Growing up, Mexican-American actress Vannessa Vasquez directed her younger cousins when they put on family plays and productions. She took on the role of a showrunner, assigning parts to her relatives. That experience came in handy this year when she enlisted her family’s help for a brief scene in the comedy short Elise for Congress.
“It was fun. It felt like we were kids again playing pretend,” the Texas-born performer tells Luz Collective.
In the short film, which is less than three minutes long, the Emmy-nominated actress plays the title character, Elise Martinez, a first-generation Mexican-American who, as you might guess from the title, is running for congressional office. The film, written and directed by Ernie Bustamante, gives a brief look into Martinez’s campaign, which is at once inspiring, corky, and hilariously realistic.
The short is based on Ernie Bustamante’s pilot script Public Affairs, which he wrote in 2010 after working on his dad’s fast-paced political campaign. No stranger to political bids, Bustamante was also a staffer for former Secretary of State John Kerry’s 2004 presidential campaign before he moved to Los Angeles to transition into television writing.
In 2018, Bustamante remembered one of his earlier scripts, Public Affairs, and thought the plot had become timely. At the time, five Latinas had been elected into Congress, including Alexandria Ocasio-Cortez (D-NY), Xochitl Torres Small (D-NM), Debbie Mucarsel-Powell (D-FL), Veronica Escobar (D-TX) and Sylvia Garcia (D-TX).
Looking for an actress to play the leading role, Ernie Bustamante reached out Vasquez, who is popular for playing Camila Barrios on the Hulu series East Los High, after learning she was a celebrity spokesperson for IGNITE. The nonprofit encourages women to run for office and become civically engaged. It was clear to Bustamante that Vasquez would have both an interest in the topic and some insight on running for office. Fate would have it that Vasquez was similarly interested in landing a project about a Latina elected official when Bustamante pitched her the idea.
“There were a lot of Latinas who were coming up to me. They were saying that it felt so good to have representation and to finally see themselves [in public office]. That’s why they were also inspired to become part of the organization and run,” Vasquez says. “I was like: Well, they also need to see themselves [in media]. We should create a story like this, where they’d have a visual example.”
With Vasquez on board, the duo went to work.

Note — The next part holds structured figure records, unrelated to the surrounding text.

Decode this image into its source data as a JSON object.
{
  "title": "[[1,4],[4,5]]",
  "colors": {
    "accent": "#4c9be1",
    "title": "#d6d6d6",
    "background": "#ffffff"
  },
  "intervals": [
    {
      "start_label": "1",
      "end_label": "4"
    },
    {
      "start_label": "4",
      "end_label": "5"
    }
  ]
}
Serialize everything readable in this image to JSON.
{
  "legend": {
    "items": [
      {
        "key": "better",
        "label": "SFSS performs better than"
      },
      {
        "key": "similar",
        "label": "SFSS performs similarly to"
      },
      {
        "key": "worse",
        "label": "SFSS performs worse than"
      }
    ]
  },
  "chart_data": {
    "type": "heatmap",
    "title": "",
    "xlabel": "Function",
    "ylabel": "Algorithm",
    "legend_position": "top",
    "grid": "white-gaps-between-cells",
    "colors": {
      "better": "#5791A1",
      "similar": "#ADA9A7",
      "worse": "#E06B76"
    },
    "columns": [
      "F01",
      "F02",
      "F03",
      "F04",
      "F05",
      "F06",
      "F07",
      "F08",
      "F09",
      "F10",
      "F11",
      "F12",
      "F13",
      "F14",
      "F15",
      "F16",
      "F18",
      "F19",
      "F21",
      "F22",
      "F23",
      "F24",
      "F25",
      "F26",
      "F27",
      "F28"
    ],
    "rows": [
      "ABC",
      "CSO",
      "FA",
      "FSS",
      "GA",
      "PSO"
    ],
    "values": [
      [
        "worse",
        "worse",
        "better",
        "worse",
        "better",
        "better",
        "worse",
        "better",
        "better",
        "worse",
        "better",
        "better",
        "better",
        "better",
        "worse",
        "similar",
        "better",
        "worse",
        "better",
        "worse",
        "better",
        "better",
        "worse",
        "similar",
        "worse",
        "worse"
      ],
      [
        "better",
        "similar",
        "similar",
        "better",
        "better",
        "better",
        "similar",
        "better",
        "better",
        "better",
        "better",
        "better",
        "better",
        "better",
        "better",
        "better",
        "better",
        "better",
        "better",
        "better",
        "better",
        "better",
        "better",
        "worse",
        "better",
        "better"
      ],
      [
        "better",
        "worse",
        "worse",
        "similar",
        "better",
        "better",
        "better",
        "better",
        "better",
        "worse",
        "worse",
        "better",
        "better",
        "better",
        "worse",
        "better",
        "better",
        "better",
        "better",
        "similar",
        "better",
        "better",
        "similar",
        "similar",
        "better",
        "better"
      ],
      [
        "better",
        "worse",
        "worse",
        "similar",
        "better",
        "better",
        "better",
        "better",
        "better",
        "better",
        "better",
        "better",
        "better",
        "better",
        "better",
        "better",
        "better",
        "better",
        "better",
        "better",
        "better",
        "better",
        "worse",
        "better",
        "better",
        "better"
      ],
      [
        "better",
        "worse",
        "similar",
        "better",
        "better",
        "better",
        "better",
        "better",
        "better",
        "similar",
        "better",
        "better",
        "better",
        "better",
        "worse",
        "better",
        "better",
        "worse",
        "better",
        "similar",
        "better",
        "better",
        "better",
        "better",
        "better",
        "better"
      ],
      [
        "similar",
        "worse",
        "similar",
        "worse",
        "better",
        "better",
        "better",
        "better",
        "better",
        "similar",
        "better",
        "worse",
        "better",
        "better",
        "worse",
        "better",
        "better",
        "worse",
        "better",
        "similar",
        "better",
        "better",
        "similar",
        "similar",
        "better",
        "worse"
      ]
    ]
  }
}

After initially pitching the story around, and at one time working with “a nightmare producer,” they decided to take the project into their own hands. Filming shortly before the Covid-19 pandemic hit the United States, the pair released Elise for Congress on YouTube in October 2020.
(Photo Courtesy of Ernie Bustamante)
“We wanted to put it out there, get feedback, and create an audience for it [to] have proof that it’s not just us … that there are lots of people who want to see themselves [in these roles],” Vasquez says.
The underrepresentation of Latinxs in the film industry has been an ongoing topic. In fact, UCLA’s Hollywood Diversity Report this year found that just 4.6% of all film roles in 2019 were played by Latinx actors. And the dearth of Latinx representation isn’t exclusive to the big screen. Between 2018 and 2019, Latinxs made up only 5.5% of lead roles in cable scripted shows and 5.9% of lead roles in digital scripted shows.
While there have been some new Latinx-led series, many have not had long lifespans. ABC’s highly anticipated projects The Baker and the Beauty and Grand Hotel were both cancelled after one season. Similarly, Starz ended the groundbreaking show Vida this year after three seasons, and Netflix scrapped its teen comedy The Expanding Universe of Ashley Garcia following only two seasons.
The Untitled Latinx Project, a group of Latinx creatives seeking to widen representation in the entertainment industry, published an open letter to Hollywood during Hispanic Heritage Month this year about ending Latinx exclusion from film and TV. Ernie Bustamante was among the more than 270 writers, directors, showrunners, actors, and producers who signed the letter.
“I’ve been on shows that are about Latinos that are created by white people, that are created by white writers,” Bustamante says. “Then they hire the staff to create stories for these characters, to service those characters, which is problematic. You need Latino voices from the beginning.”
With the Elise for Congress short, and growing interest in it, Bustamante and Vasquez are planning to pitch the project as a series. They want to explore the topic in greater depth and help change the narrative of Latinas in politics through storytelling.
For Vasquez, it’s not important if she lands the leading part in the series or if another Latina is casted for the role. What is pivotal, she says, is that Latinas visualize what it’s like to run for office and become inspired to take the leap.
“There are no stories like this being told. We need to have that example for people to believe that this is possible for us,” Vasquez says.